Ambassador to the European Union Gordon Sondland during his testimony before the House Intelligence Committee on Nov. 20, 2019.Matt McClain / The Washington Post via Getty Images

10 members left for questioning

There are 10 House Intel members left to question Sondland during the member round. Nunes and then Schiff can give closing remarks after all members are done. So we are looking at roughly another 50 to 60 minutes of this first hearing of the day. 

GOP focuses on Sondland's 'presumption' to discredit his testimony

Republicans are focusing on Sondland's “presumption” as a line of attack against his testimony.

Rep. Mike Turner repeatedly asked Sondland if anyone explicitly told him that Trump “tied the investigation to the aid,” suggesting that if “everyone was in the loop,” as Sondland testified, the directive would have been acknowledged out loud at some point.  

“I have said repeatedly, congressman, that I was presuming,” Sondland responded.

“No one on this planet told you that Donald Trump was tying this aid to the investigation? ... Yes or no?” Turner continued, telling Sondland he did not have any actual evidence. 

“Yes,” Sondland acknowledged. 

Republicans on the dais looked visibly pleased with his response; even Nunes had a smile on his face. 

GOP Rep. Brad Wenstrup picked up on this line of argument, saying that presumptions do not “equal” facts. 

Schiff then jumped in and pointed out that a quid pro quo does not need to be explicitly stated for it to occur. It's not like Trump was going to say, “Ambassador Sondland, I am telling you I'm not going to give the aid unless they do this,” Schiff argued.

Laughter at the hearing as Trump is rated 'five Pinnochios'

Speier got a round of applause and laughs from the audience after a back-and-forth with Conaway ended with her saying Trump gets "five Pinocchios on a daily basis."

Speier and Conaway had been speaking about a Washington Post fact check that gave three Pinnochios to the Democratic claim that the whistleblower has a statutory right to anonymity.
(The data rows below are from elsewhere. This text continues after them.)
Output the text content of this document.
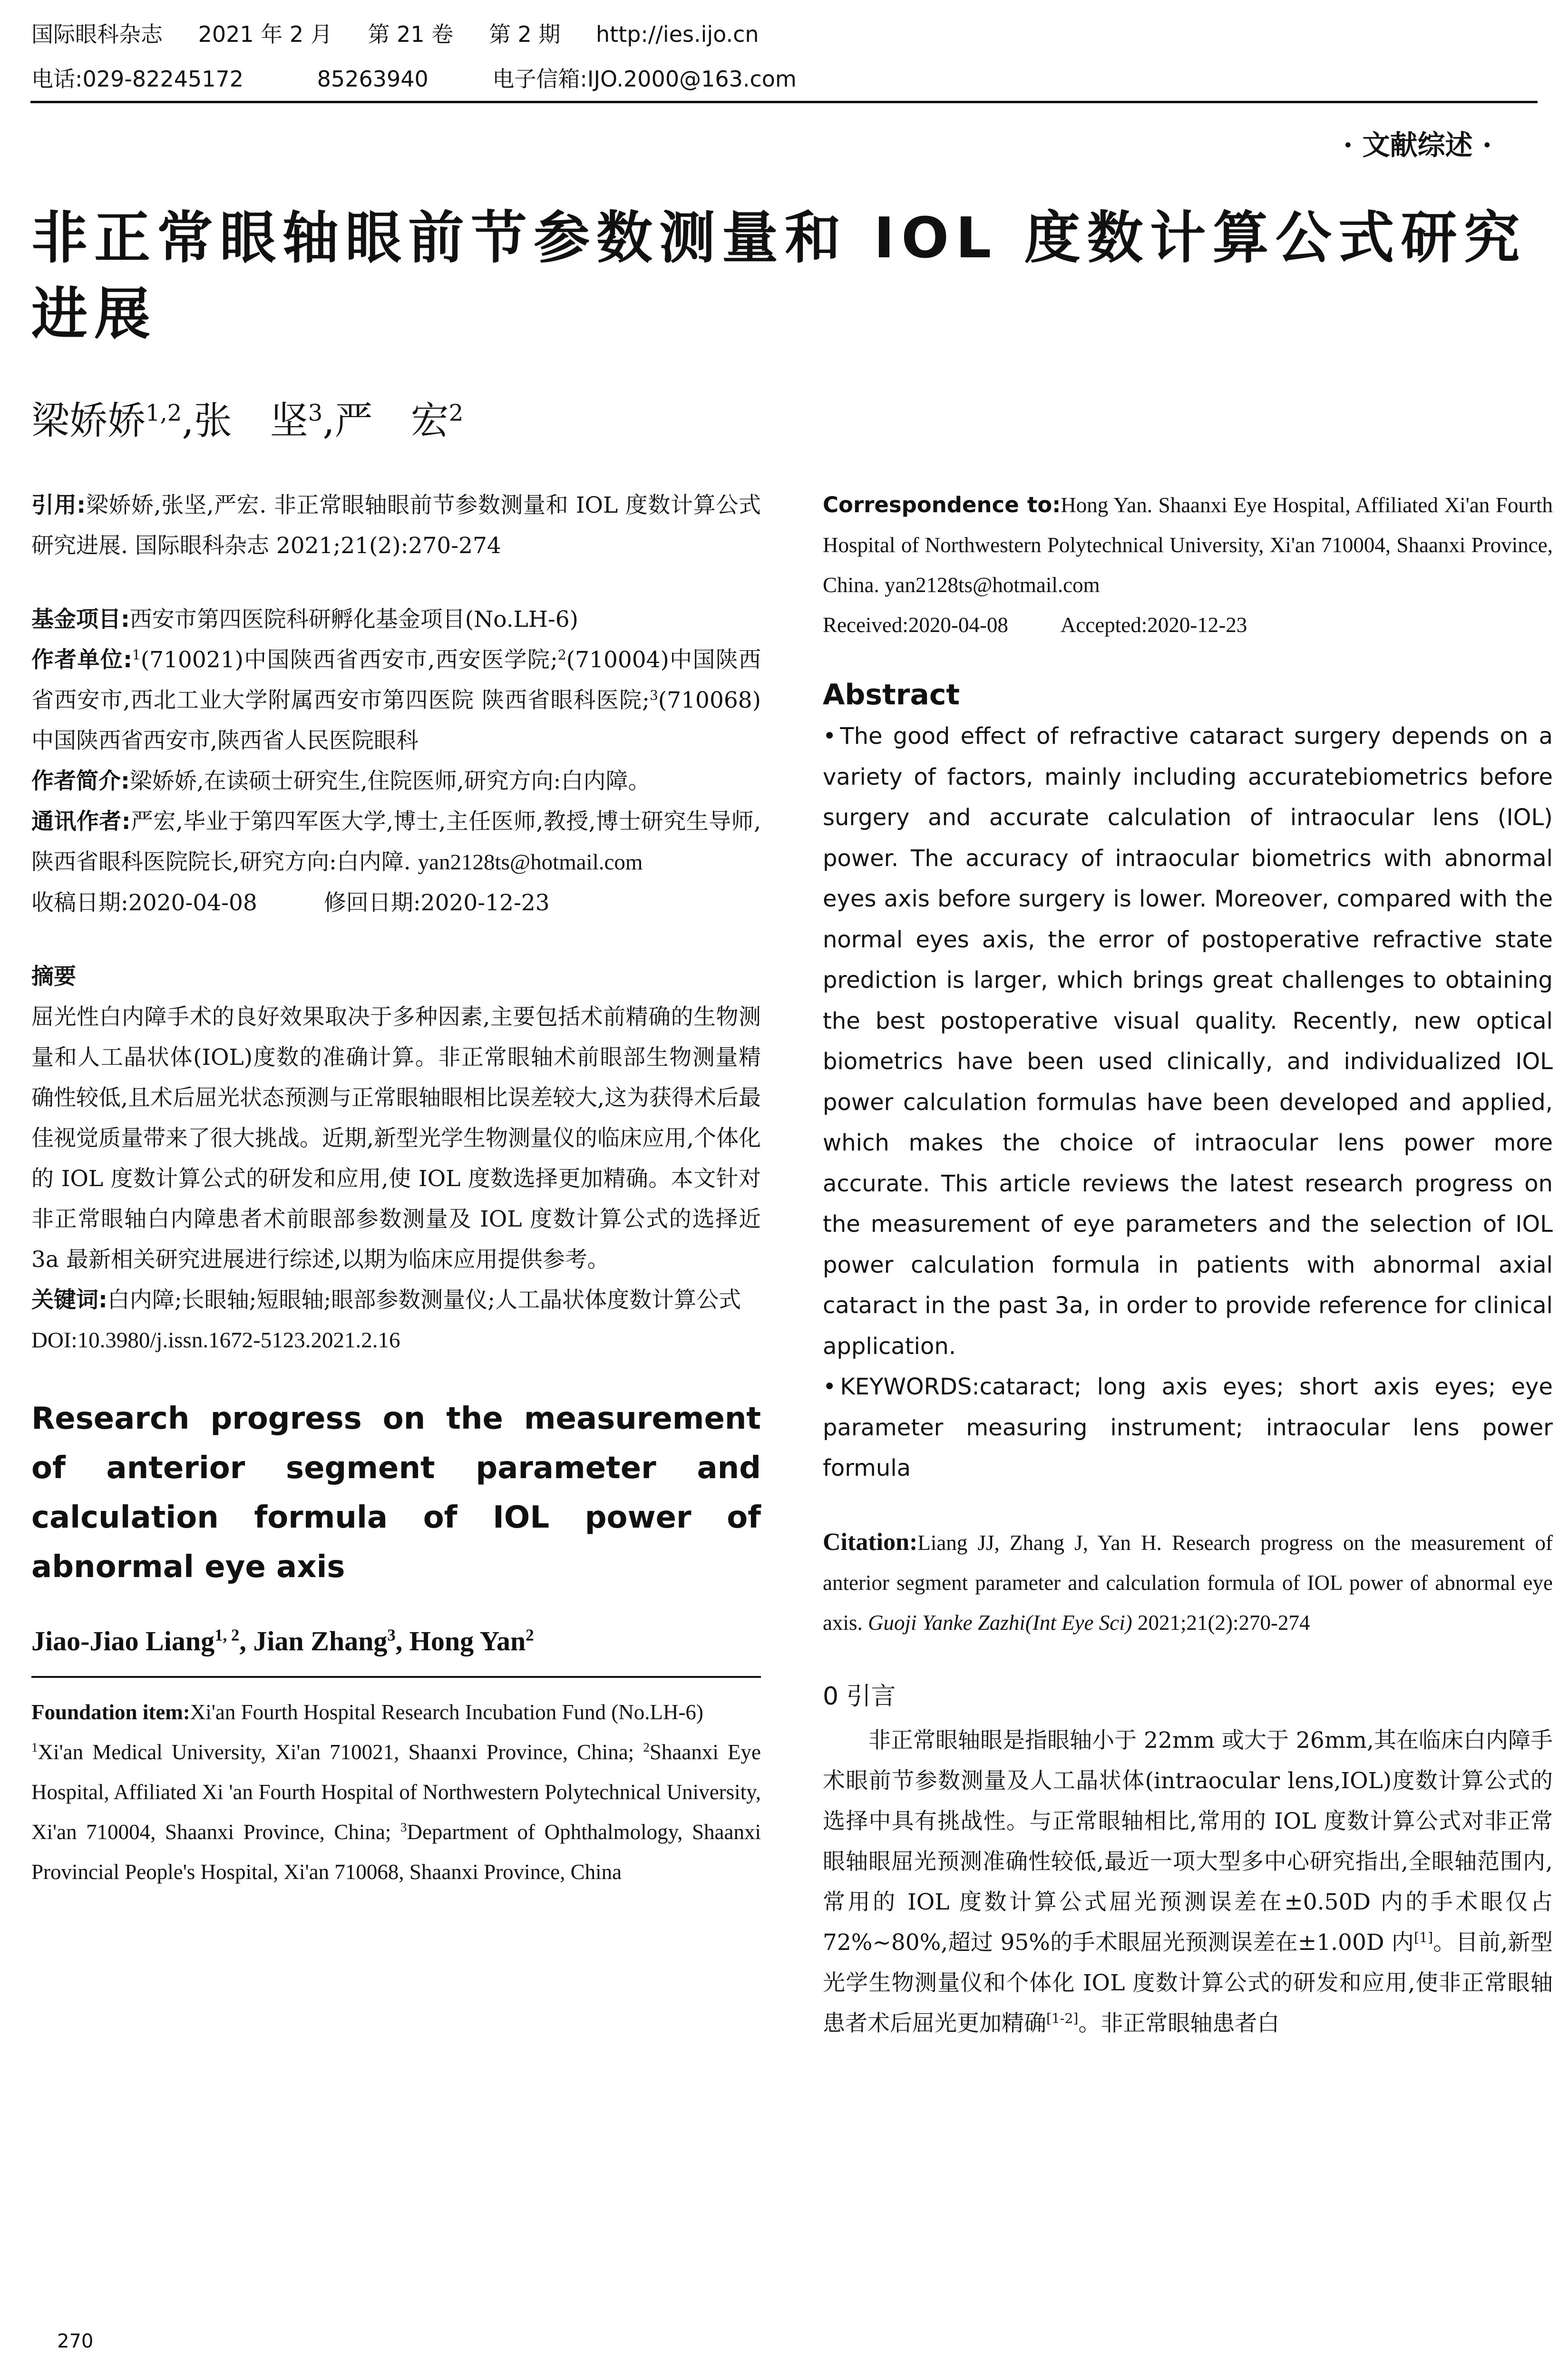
国际眼科杂志 2021 年 2 月 第 21 卷 第 2 期 http://ies.ijo.cn
电话:029-82245172	85263940	电子信箱:IJO.2000@163.com
· 文献综述 ·
非正常眼轴眼前节参数测量和 IOL 度数计算公式研究进展
梁娇娇$^{1,2}$,张　坚$^3$,严　宏$^2$

引用:梁娇娇,张坚,严宏. 非正常眼轴眼前节参数测量和 IOL 度数计算公式研究进展. 国际眼科杂志 2021;21(2):270-274

基金项目:西安市第四医院科研孵化基金项目(No.LH-6)

作者单位:$^1$(710021)中国陕西省西安市,西安医学院;$^2$(710004)中国陕西省西安市,西北工业大学附属西安市第四医院 陕西省眼科医院;$^3$(710068)中国陕西省西安市,陕西省人民医院眼科

作者简介:梁娇娇,在读硕士研究生,住院医师,研究方向:白内障。

通讯作者:严宏,毕业于第四军医大学,博士,主任医师,教授,博士研究生导师,陕西省眼科医院院长,研究方向:白内障. yan2128ts@hotmail.com

收稿日期:2020-04-08	修回日期:2020-12-23

摘要

屈光性白内障手术的良好效果取决于多种因素,主要包括术前精确的生物测量和人工晶状体(IOL)度数的准确计算。非正常眼轴术前眼部生物测量精确性较低,且术后屈光状态预测与正常眼轴眼相比误差较大,这为获得术后最佳视觉质量带来了很大挑战。近期,新型光学生物测量仪的临床应用,个体化的 IOL 度数计算公式的研发和应用,使 IOL 度数选择更加精确。本文针对非正常眼轴白内障患者术前眼部参数测量及 IOL 度数计算公式的选择近 3a 最新相关研究进展进行综述,以期为临床应用提供参考。

关键词:白内障;长眼轴;短眼轴;眼部参数测量仪;人工晶状体度数计算公式

DOI:10.3980/j.issn.1672-5123.2021.2.16

Research progress on the measurement of anterior segment parameter and calculation formula of IOL power of abnormal eye axis

Jiao-Jiao Liang$^{1, 2}$, Jian Zhang$^3$, Hong Yan$^2$

Foundation item:Xi'an Fourth Hospital Research Incubation Fund (No.LH-6)

$^1$Xi'an Medical University, Xi'an 710021, Shaanxi Province, China; $^2$Shaanxi Eye Hospital, Affiliated Xi 'an Fourth Hospital of Northwestern Polytechnical University, Xi'an 710004, Shaanxi Province, China; $^3$Department of Ophthalmology, Shaanxi Provincial People's Hospital, Xi'an 710068, Shaanxi Province, China

270

Correspondence to:Hong Yan. Shaanxi Eye Hospital, Affiliated Xi'an Fourth Hospital of Northwestern Polytechnical University, Xi'an 710004, Shaanxi Province, China. yan2128ts@hotmail.com

Received:2020-04-08 Accepted:2020-12-23

Abstract

• The good effect of refractive cataract surgery depends on a variety of factors, mainly including accuratebiometrics before surgery and accurate calculation of intraocular lens (IOL) power. The accuracy of intraocular biometrics with abnormal eyes axis before surgery is lower. Moreover, compared with the normal eyes axis, the error of postoperative refractive state prediction is larger, which brings great challenges to obtaining the best postoperative visual quality. Recently, new optical biometrics have been used clinically, and individualized IOL power calculation formulas have been developed and applied, which makes the choice of intraocular lens power more accurate. This article reviews the latest research progress on the measurement of eye parameters and the selection of IOL power calculation formula in patients with abnormal axial cataract in the past 3a, in order to provide reference for clinical application.

• KEYWORDS:cataract; long axis eyes; short axis eyes; eye parameter measuring instrument; intraocular lens power formula

Citation:Liang JJ, Zhang J, Yan H. Research progress on the measurement of anterior segment parameter and calculation formula of IOL power of abnormal eye axis. Guoji Yanke Zazhi(Int Eye Sci) 2021;21(2):270-274

0 引言

非正常眼轴眼是指眼轴小于 22mm 或大于 26mm,其在临床白内障手术眼前节参数测量及人工晶状体(intraocular lens,IOL)度数计算公式的选择中具有挑战性。与正常眼轴相比,常用的 IOL 度数计算公式对非正常眼轴眼屈光预测准确性较低,最近一项大型多中心研究指出,全眼轴范围内,常用的 IOL 度数计算公式屈光预测误差在±0.50D 内的手术眼仅占 72%~80%,超过 95%的手术眼屈光预测误差在±1.00D 内[1]。目前,新型光学生物测量仪和个体化 IOL 度数计算公式的研发和应用,使非正常眼轴患者术后屈光更加精确[1-2]。非正常眼轴患者白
The Post said the "argument that whistleblower-protection laws implicitly provide anonymity is more nuanced, and debatable, than what Schiff said in a nationally televised hearing," although it noted that Trump's director of national intelligence and intelligence community inspector general said the whistleblower followed the law and should stay anonymous.

After Speier read a section detailing why the whistleblower remaining anonymous is good practice, Conaway cut her off, highlighting that The Post said "three Pinocchios."

"The president of the United States has five Pinocchios on a daily basis," Speier responded. "So let's not go there."

Some in the audience began laughing and clapping.